### Video Transcript

A hockey puck of mass 150 grams is
sliding due east on a frictionless table with a speed of 10 meters per second. Suddenly, a constant force of
magnitude 5.0 newtons and direction due north is applied to the puck for 1.5
seconds. Find the northward component of the
hockey puck’s momentum at the end of the 1.5-second interval. Find the eastward component of the
hockey puck’s momentum at the end of the 1.5-second interval.

We can refer to the northward
component of the puck’s momentum and the eastward component of the puck’s momentum
at the end of this interval as 𝑝 sub 𝑛 and 𝑝 sub 𝑒, respectively. So, we want to solve for 𝑝 sub 𝑛
and 𝑝 sub 𝑒, the northward and eastward components of the puck’s momentum , after
a time, we’ve called Δ𝑡, of 1.5 seconds has elapsed.

Before this time interval begins,
we’re told that the puck is moving to the east with a speed of 10 meters per
second. At time 𝑡 equals zero, a force 𝐹
is applied to the puck and lasts 1.5 seconds. Regarding momentum, there are two
relationships we can recall. The first is that an object’s
momentum is equal to its mass times its velocity. And the second is that the change
in an object’s momentum is equal to the net force acting on it times the time over
which that force acts.

Considering the northward component
of our puck’s momentum, we know that at the outset, it has no momentum in that
direction because its velocity to the north is zero. But after 1.5 seconds of the force
𝐹 being applied pointing to the north, referring to our second relationship for
momentum, we can write that 𝑝 sub 𝑛 is equal to the magnitude of 𝐹 multiplied by
Δ𝑡.

This change in momentum to the
north is equal to the final northward momentum component because the original
component was zero. Plugging in for these two values,
we find that 𝑝 sub 𝑛 is equal to 7.5 kilograms meters per second. That’s the northward component of
the puck’s momentum after a time Δ𝑡 has passed.

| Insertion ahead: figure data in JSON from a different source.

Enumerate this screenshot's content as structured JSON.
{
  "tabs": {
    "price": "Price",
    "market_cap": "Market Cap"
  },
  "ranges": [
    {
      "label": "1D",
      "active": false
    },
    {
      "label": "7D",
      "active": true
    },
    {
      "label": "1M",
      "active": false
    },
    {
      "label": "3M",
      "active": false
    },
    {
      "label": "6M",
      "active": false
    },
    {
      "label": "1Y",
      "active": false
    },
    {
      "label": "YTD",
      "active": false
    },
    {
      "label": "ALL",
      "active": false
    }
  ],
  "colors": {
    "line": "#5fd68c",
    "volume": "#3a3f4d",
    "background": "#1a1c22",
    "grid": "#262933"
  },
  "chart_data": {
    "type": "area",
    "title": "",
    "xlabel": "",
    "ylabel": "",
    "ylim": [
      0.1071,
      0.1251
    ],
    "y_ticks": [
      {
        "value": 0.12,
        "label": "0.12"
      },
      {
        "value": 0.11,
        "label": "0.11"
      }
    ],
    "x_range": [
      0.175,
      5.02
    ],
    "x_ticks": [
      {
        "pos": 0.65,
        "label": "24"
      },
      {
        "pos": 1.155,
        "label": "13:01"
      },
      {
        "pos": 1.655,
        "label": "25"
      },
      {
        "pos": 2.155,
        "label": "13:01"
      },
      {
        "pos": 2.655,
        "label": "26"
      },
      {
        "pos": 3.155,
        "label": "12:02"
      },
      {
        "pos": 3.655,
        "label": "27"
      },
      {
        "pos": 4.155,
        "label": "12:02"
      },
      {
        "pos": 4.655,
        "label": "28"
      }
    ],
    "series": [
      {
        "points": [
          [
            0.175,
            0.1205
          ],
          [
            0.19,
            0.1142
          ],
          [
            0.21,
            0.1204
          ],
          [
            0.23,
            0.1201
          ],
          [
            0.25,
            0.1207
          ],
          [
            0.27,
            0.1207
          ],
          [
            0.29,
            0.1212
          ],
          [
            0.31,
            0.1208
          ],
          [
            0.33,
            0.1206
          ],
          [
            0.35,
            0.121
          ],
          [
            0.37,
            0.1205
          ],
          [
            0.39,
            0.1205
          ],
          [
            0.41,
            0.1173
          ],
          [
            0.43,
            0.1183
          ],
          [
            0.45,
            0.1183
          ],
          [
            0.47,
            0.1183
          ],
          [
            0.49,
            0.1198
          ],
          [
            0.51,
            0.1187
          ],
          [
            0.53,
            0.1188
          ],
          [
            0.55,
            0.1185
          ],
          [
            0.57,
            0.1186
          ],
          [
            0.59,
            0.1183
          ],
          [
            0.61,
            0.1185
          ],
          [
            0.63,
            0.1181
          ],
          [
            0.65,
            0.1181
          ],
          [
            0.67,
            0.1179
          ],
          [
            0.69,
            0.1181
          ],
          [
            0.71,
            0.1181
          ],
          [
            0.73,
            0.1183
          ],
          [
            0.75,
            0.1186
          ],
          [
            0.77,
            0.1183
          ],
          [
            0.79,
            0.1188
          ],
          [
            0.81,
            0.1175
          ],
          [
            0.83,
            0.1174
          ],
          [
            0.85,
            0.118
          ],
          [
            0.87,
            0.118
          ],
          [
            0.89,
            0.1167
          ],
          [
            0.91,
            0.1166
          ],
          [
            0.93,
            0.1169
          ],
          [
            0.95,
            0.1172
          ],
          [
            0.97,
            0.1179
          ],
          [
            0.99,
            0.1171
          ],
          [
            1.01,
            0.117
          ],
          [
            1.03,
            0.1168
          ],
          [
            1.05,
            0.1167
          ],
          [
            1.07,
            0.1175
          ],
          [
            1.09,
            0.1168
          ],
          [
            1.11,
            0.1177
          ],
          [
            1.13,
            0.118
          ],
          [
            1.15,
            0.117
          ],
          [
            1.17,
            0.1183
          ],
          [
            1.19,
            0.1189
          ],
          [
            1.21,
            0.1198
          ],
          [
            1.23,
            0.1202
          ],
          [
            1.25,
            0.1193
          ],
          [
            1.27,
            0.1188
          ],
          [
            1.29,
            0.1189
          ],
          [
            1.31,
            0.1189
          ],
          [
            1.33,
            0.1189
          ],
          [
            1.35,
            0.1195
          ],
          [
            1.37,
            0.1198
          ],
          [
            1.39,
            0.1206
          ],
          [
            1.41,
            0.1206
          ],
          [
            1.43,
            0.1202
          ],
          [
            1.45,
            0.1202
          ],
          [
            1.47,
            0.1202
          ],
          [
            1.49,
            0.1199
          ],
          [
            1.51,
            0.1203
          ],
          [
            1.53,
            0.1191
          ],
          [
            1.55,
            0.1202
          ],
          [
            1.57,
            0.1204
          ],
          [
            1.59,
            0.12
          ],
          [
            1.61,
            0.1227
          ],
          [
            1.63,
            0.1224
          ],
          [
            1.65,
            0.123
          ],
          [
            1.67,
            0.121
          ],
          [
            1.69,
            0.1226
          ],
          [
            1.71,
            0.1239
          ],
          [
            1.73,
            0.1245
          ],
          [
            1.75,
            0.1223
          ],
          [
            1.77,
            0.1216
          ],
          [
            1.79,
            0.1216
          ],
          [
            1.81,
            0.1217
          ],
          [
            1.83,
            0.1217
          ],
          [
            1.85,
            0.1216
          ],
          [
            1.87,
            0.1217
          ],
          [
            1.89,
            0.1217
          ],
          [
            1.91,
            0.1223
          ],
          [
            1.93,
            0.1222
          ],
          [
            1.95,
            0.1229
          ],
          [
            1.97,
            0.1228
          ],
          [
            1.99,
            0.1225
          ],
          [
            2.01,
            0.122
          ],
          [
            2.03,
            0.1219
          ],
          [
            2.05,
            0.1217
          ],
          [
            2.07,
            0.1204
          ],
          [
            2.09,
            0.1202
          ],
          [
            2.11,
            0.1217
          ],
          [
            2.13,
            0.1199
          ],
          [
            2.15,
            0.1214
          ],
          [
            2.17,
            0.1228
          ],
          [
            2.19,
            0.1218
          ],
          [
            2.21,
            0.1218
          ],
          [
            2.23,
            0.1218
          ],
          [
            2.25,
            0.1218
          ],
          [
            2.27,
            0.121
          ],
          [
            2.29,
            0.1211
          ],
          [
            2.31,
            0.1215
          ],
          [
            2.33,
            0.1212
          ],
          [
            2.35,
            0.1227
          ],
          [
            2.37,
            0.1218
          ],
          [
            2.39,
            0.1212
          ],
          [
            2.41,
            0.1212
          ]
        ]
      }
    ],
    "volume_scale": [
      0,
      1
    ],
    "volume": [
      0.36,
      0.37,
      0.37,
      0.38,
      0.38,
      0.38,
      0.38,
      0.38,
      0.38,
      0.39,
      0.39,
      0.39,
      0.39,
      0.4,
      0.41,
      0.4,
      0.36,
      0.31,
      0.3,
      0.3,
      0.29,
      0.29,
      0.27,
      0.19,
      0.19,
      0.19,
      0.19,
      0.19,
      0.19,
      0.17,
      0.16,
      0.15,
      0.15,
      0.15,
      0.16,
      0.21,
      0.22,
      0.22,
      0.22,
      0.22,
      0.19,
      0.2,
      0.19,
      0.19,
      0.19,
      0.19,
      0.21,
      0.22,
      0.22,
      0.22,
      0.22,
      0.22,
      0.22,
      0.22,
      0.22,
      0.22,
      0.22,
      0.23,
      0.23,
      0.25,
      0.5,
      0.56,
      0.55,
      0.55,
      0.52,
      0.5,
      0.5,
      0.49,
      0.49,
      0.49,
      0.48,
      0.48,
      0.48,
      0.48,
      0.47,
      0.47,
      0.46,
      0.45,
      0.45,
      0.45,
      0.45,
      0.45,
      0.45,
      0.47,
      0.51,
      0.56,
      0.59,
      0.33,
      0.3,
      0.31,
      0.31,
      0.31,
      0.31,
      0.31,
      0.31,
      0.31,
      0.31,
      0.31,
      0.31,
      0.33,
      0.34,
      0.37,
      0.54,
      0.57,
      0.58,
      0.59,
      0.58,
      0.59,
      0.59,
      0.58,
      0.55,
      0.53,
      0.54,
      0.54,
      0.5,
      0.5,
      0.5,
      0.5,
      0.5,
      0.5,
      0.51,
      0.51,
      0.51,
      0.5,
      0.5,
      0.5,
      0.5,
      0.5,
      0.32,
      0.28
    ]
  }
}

Next, we wanna solve for the
eastward component of the momentum after that same time interval. Unlike to the north, to the east
our puck does have an initial speed. And because the force applied to
the puck is perpendicular to that direction, it doesn’t affect the puck’s speed to
the east. This means the puck’s momentum to
the east is a constant value. It doesn’t change in time and is
always equal to the puck’s mass times 𝑣 sub 𝑖.

We’re told that the mass of the
puck is 150 grams. But when we enter it into our
expression, we write it in units of kilograms to be consistent with the units in the
rest of the expression. Calculating this product, we find
that 𝑝 sub 𝑒 is 1.5 kilograms meters per second. That’s the puck’s eastward momentum
component after Δ𝑡 has passed or at any time.